How to upload locally built reference genome to galaxy cloud server

Hi Everyone,
I just figured out how to build reference genome using my own fasta file using my local galaxy. After indexing the fasta sequence using a set of data manager indexers, anyone know how to upload the build reference genome to my public galaxy user account?

The reason I am doing this is because a lot plant reference genomes such barley, wheat are not available in the public galaxy server (https://usegalaxy.org/). And also I don’t have admin right required to build my own reference genome in the public galaxy account. So I installed galaxy in my local pc and build the reference genome. However, I still want to use the public server for the RNAseq read alignment and downstream analyses, because my pc is low in both RAM and CPU. Thanks in advance :wink:

1 Like

Hi @YONG_JIA

The only way to use reference genomes that are not already indexed at Galaxy Main https://usegalaxy.org (or any other public Galaxy servers) is to use a custom reference genome from the history. Please be aware that for some cases, the custom genome will be too large to use successfully.

If your PC does not have enough resources, and the custom genome functions fail for memory reasons, then you’ll need to consider other alternatives, such as Cloudman/AWS. AWS does offer “Grant in Education” that can help to cover the commercial costs for storage/computational work.

FAQs: https://galaxyproject.org/support/

Galaxy Choices:

Related Q&A: Reference genome import from main to local server

1 Like

Hi @jennaj
Thanks a lot for listing out all the choices :slight_smile: I have made applications to both Nectar Cloud in Australia and Google Cloud Platform for more computation power and space. I will see how it goes. I may try your suggested options as well later.

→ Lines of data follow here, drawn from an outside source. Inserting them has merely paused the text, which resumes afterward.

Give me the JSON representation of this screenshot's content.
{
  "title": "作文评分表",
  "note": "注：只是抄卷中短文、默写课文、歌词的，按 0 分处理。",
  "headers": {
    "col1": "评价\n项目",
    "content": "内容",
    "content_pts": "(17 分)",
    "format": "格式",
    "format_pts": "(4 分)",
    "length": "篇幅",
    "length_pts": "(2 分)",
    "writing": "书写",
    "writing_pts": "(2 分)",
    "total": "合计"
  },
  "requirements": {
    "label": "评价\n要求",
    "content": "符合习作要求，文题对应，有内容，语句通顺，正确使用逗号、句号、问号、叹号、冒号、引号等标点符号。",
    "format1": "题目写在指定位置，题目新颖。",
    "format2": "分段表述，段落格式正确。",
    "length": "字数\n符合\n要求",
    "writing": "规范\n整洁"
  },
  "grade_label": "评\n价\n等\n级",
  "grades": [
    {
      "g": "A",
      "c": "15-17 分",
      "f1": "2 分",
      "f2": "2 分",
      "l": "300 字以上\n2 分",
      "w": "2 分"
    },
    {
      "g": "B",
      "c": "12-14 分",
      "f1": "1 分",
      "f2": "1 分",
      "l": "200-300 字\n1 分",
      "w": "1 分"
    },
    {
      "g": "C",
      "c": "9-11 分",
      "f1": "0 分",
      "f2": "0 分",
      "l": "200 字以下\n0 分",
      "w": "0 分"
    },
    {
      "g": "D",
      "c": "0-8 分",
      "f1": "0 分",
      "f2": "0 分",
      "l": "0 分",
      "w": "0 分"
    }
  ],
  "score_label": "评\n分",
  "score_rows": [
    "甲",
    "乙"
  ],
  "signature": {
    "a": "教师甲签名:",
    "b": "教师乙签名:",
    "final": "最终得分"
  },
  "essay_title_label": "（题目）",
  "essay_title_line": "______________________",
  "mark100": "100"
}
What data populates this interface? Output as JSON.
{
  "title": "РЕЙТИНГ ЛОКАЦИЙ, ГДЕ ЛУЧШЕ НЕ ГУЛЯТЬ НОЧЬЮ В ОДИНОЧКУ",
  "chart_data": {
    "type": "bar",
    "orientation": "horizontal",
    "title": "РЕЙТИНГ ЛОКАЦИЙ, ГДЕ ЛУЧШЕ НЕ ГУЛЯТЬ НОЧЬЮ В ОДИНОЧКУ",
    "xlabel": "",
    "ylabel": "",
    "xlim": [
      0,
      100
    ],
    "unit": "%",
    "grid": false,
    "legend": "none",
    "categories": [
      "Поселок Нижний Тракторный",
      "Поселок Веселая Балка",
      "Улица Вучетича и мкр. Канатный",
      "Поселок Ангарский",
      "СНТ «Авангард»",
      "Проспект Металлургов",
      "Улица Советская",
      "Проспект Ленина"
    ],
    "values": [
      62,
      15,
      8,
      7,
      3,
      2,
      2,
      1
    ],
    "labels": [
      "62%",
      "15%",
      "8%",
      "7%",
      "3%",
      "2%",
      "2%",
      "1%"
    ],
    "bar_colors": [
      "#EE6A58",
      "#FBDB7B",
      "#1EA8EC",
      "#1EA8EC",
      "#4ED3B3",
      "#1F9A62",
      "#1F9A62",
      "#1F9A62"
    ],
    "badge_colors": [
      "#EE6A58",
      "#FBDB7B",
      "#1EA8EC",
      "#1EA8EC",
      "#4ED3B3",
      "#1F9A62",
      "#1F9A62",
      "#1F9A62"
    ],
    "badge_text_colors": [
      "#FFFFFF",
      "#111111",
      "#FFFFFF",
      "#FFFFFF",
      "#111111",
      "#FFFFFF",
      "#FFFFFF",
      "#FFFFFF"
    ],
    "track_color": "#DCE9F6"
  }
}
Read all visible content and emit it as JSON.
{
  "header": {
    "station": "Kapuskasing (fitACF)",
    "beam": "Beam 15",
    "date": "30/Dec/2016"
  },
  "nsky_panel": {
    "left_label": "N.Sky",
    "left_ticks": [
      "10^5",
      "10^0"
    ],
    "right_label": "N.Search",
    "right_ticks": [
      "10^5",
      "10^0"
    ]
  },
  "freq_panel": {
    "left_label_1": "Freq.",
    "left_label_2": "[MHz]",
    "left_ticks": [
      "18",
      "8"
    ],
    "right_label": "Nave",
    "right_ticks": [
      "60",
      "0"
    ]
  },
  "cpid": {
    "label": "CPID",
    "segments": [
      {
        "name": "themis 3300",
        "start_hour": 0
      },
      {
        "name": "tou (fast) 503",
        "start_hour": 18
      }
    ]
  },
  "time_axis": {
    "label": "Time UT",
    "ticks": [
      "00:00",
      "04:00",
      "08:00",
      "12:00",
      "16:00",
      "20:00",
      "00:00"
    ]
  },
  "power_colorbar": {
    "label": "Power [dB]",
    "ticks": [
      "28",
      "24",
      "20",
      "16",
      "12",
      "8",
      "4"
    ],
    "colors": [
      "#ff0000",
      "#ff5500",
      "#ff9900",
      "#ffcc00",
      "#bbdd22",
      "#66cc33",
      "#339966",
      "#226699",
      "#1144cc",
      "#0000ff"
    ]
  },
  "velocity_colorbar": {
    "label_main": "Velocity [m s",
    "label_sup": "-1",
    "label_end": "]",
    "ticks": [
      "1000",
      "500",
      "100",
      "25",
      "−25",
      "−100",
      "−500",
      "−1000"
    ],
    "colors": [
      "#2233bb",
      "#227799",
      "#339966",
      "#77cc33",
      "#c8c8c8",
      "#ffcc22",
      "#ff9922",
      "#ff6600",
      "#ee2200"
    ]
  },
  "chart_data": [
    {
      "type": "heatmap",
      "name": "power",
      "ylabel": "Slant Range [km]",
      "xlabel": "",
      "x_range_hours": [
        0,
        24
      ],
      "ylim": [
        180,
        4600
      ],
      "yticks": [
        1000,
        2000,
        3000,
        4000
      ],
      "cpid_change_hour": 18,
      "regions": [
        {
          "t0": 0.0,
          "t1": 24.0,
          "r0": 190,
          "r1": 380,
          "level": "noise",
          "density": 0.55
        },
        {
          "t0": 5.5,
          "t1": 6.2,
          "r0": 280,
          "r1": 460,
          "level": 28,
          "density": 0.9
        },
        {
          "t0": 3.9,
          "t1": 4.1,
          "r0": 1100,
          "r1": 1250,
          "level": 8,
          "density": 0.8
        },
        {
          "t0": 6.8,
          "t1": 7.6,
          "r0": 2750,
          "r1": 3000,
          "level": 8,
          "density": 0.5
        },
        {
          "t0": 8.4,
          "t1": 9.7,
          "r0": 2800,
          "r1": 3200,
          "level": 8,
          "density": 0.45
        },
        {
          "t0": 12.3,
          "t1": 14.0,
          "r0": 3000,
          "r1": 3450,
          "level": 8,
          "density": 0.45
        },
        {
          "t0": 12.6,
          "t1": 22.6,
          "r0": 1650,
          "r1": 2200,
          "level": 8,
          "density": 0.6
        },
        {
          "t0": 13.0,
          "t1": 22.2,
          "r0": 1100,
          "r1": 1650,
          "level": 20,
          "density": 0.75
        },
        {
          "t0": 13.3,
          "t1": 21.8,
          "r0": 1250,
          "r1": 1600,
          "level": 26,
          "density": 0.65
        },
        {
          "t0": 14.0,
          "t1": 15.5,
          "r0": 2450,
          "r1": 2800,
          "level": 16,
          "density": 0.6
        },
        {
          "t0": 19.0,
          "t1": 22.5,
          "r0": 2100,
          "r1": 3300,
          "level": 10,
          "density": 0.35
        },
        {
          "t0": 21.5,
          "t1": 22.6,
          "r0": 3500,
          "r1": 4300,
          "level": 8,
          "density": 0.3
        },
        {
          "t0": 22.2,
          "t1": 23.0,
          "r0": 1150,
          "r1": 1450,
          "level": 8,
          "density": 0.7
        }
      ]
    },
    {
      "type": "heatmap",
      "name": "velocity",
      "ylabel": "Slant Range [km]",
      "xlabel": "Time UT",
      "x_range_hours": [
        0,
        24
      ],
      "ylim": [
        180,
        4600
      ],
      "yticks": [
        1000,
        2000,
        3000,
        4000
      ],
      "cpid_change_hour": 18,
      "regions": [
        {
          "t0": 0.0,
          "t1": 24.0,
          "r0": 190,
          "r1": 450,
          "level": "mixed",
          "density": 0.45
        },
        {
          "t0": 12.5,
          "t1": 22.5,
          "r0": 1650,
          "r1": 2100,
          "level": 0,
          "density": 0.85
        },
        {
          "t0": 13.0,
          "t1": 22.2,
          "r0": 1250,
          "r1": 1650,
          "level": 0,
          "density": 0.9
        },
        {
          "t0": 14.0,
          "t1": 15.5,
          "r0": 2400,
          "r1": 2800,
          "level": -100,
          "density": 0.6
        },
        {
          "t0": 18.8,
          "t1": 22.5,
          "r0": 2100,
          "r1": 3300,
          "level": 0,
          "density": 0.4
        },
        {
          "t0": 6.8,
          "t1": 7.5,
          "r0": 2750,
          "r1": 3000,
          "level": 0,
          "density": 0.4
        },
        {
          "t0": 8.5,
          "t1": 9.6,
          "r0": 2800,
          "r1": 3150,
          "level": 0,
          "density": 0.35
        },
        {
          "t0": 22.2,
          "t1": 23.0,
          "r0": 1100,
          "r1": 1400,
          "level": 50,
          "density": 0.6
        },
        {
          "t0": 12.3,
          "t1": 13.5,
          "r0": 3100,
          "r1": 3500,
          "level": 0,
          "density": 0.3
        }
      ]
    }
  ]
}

When using RNA STAR to align reads to my own barley fasta file, I came across the following error:


STAR outputs three files: xxx.log, xxx.bed, xxx.bam. While the run is complete and successful, just with the “An error occurred setting the metadata for this dataset”. By clicking the “Auto-detect” button in the Attributes tab, I could fix the error for the xxx.log and xxx.bed output files, but it does not work for the xxx.bam file. Then I attempted to view the bam file in local IGV, then it states this:
Capture%202

Do you know how to fix this? Thanks a lot. :slight_smile:

1 Like

BTW, I was using the fasta file from history as the reference genome (without indexing). Haven’t been able to upload the indexed genome file yet :wink:

1 Like

Try clicking on the “eye” icon for the BAM dataset, does the dataset contain alignment lines and not just headers? Review the logs and bed dataset as well, it may give some clues about what went wrong.

I suspect the job failed for memory reasons (STAR is very memory intensive), otherwise redetecting the metadata for the BAM would have been successful. Indexed genomes will use fewer resources, but even when indexed, the entire genome is held in memory. This prior QA just from today explains the resources the tool needs: RNA-STAR, hg38 GTF reference annotation, Cloudman/AWS options plus local Galaxy "Cloud Bursting" for memory intensive mapping - #7 by jennaj.

This post also covers a new function for “Cloud Bursting” – meaning, attaching cloud resources to a local Galaxy for larger jobs, on demand. Is just another choice to consider, but requires more administrative work to set up and space on your local to store data would be needed. Using a Cloud Galaxy will be simpler to configure and offer more space and memory – so hope one of those works out!

The “name” issue with IGV was likely due to the existing metadata problems with the failed BAM. Once you have a successful result, any datasets you want to view in IGV need to have a “database” assignment (see the Custom Genome FAQ, specifically the “Custom Build” option). This allows you to assign a custom “database” to data. To have it display in IGV with the underlying genome sequence, then you’ll need to install your custom genome into a local IGV as well, and name it the same.

I don’t think Barley is available as a pre-indexed genome in IGV, but you could check the list, and if there, confirm it is the same build/version as the version you are using in Galaxy for mapping. If the same, then create your Custom Build in Galaxy to have the same “database” name, aka “dbkey”, as IGV uses for the data to “match up”.

Hi @jennaj Thanks for the reply.
I had a look at the bam file, it looks good to me. The issue is that, when I manually set the database name to “Custom build” which I created by following the Custom Genome FAQ, and save, the error is gone. However, clicking the “Auto detect” would bring the error back. I guess this is an problem with custom genome?

The bam file size shows it is ~ 1.1Gb, while the barley fasta.gz file size ~1.2 Gb, which may indicate the alignment is actually complete?

1 Like

Ok, that may be a bug. I’ve marked this for follow up next week. Thanks for reporting the problem!! More feedback once I done some testing.

Apologies for delayed reply. For some reason I did not get a direct notification about this… but looks important and have it tracked now.